The projects were exhilarating. The bus ride enjoyable. We were surrounded, throughout the day, by cameras and microphones to capture our impressions of the work.

These visits combined powerfully with the SPSSI programming at APA; the combined wisdom of Susan Opotow and Michaela Hynie. The program enjoyed a strong presence of papers drawing from Toronto and USA community-based research partnerships and papers elaborating SPSSI's historic struggle with the science and advocacy dialectic. At the intersection of visiting these projects and listening to these rich papers, I was motivated to learn more about SPSSI's 75 year pendulum swing around value neutrality and advocacy; how our desires to be engaged have vacillated with disciplinary fears about legitimacy, McCarthyism, shifts in funding streams, and shifting methodological fashions. I wanted to know more about our past and to imagine what social psychology as a public science might look like. As a student of Morton Deutsch who was a student of Kurt Lewin, I am involved with justice studies and action research. After the Toronto visits, however, I came home and re-read DuBois' Philadelphia Negro, John Dewey and Jane Addams, Lewin and Jahoda on values and science, neutrality, objectivity, and advocacy. All of these dynamics, controversies, and positioned need to be centrally represented in our 75th Anniversary Gala - they have been so crucial to our understandings of ourselves yesterday and today, and to our work in the world.

In times of globalization and neo-liberalism, as monies and bodies float across the borders of nation states, as inequities grow, the bold work of SPSSI and engaged scholarship grows more complex, more significant, and more endangered. In 1984 Carolyn Payton asked, in American Psychologist, Who must do the hard things?

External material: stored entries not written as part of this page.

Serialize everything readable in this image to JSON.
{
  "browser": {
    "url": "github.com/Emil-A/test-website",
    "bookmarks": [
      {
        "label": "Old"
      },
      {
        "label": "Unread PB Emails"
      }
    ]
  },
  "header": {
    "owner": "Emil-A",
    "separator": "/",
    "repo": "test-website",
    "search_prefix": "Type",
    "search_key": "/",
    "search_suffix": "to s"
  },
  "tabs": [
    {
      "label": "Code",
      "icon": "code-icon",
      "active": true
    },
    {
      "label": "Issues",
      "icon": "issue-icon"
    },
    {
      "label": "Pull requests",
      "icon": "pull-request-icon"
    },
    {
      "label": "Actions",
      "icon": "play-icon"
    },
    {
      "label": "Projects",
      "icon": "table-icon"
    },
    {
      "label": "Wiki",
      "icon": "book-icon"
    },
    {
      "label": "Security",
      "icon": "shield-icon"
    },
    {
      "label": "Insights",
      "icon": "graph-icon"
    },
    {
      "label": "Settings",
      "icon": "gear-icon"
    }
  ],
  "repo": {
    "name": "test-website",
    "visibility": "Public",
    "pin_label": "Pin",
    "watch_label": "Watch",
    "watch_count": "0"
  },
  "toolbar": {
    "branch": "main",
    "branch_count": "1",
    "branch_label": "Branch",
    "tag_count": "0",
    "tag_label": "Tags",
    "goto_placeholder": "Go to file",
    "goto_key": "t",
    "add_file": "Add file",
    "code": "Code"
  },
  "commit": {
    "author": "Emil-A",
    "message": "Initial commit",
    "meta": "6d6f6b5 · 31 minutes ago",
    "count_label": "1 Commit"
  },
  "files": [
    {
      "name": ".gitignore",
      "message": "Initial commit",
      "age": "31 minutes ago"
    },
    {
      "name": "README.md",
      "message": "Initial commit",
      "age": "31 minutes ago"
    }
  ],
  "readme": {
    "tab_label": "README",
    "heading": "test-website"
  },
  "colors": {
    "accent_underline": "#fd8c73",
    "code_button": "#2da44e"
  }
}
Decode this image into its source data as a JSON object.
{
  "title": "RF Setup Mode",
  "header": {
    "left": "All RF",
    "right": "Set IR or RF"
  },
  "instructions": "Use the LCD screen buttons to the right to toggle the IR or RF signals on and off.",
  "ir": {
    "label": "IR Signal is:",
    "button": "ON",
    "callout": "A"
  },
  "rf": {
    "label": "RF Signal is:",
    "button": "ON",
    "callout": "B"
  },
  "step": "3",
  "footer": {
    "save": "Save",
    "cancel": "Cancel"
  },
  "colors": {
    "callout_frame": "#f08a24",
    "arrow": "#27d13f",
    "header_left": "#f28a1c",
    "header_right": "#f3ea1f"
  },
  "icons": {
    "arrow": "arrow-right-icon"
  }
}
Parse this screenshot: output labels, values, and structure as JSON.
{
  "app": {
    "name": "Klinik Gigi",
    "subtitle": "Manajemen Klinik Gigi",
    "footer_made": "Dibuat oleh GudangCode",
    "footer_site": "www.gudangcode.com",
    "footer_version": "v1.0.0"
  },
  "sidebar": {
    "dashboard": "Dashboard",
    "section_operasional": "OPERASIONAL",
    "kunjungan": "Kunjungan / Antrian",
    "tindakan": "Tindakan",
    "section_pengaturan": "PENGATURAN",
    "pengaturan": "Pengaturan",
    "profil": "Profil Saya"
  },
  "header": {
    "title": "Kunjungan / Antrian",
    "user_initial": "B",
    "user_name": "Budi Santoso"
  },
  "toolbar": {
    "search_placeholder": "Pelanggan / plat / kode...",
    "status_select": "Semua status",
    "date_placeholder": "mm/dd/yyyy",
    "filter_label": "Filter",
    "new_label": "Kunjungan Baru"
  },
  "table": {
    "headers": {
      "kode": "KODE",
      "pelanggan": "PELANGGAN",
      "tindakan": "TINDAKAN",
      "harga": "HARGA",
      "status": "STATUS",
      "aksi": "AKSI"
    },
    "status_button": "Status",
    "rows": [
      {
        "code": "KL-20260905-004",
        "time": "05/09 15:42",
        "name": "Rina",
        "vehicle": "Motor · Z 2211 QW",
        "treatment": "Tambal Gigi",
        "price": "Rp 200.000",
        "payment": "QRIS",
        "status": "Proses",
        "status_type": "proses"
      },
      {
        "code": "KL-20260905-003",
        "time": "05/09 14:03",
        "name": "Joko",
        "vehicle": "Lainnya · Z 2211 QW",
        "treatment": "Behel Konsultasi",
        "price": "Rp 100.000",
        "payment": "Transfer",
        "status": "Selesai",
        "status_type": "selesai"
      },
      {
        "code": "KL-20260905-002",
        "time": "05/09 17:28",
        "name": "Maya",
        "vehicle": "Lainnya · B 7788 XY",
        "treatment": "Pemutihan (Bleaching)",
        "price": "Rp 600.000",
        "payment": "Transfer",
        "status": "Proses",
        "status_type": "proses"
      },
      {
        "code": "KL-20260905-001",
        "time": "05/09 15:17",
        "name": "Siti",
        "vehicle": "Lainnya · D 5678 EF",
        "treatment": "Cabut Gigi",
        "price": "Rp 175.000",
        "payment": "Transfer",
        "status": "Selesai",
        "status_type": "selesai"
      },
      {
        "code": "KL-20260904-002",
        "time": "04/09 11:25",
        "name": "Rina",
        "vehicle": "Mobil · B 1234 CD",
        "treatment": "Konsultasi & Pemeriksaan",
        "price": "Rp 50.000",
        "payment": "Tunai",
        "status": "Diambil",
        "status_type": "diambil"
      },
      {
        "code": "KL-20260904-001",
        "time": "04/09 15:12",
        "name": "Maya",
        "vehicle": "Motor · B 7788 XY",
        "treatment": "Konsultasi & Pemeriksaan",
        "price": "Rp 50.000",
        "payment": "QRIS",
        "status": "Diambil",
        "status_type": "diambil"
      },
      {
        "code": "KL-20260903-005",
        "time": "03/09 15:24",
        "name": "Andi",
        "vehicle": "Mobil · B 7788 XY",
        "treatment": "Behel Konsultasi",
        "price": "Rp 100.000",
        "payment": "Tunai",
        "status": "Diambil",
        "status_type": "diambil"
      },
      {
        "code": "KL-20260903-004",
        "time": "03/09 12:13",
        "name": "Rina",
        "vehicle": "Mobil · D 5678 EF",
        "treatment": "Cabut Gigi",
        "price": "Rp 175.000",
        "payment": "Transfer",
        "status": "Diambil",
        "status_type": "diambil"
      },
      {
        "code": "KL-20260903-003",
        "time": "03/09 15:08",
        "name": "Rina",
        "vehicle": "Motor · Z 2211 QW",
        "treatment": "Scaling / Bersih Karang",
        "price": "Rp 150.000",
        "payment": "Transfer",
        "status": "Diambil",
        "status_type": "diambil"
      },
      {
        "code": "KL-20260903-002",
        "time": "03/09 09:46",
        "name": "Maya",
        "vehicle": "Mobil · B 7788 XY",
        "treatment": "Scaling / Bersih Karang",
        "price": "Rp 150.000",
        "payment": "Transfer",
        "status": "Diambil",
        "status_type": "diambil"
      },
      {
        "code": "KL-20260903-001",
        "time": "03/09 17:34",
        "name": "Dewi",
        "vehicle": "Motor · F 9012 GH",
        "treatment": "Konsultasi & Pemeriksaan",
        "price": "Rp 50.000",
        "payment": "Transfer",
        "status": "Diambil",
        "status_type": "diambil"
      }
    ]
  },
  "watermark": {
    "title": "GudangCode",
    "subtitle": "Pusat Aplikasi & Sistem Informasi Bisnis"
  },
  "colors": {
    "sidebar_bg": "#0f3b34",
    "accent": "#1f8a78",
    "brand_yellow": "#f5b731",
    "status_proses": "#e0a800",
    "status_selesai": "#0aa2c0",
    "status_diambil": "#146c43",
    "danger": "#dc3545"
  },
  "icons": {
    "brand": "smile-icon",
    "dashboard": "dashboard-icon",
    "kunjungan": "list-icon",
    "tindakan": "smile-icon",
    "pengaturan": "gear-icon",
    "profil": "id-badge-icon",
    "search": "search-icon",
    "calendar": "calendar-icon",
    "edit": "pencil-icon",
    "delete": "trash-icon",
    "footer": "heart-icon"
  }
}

Indeed, with yellow buses and on the second floor of malls, with science and spoken word poetry, with affects of joy and anger, with rigor and outrage, the applied work of SPSSI –always informed by theory and chutzpa – I think we concluded that we must do the hard things.

I do hope that with this pre conference and its filming, SPSSI is marking three new commitments to our future work:
•    Annual gatherings with community and activists to sharpen our sensibilities of action research;
•    Filming and documentation of these moments of psychology as research-advocacy-policy; and
•    Securing a space, the SPSSI suite, where faculty, students and community members can discuss the practice, theory, ethics, and politics of engaged scholarship. In the SPSSI suite this year, designed by Maria Elena Torre, Jennifer Ayala, and Kim Case, conversations flourished about community based research, participatory action research, and the history and future of SPSSI across generations and nations.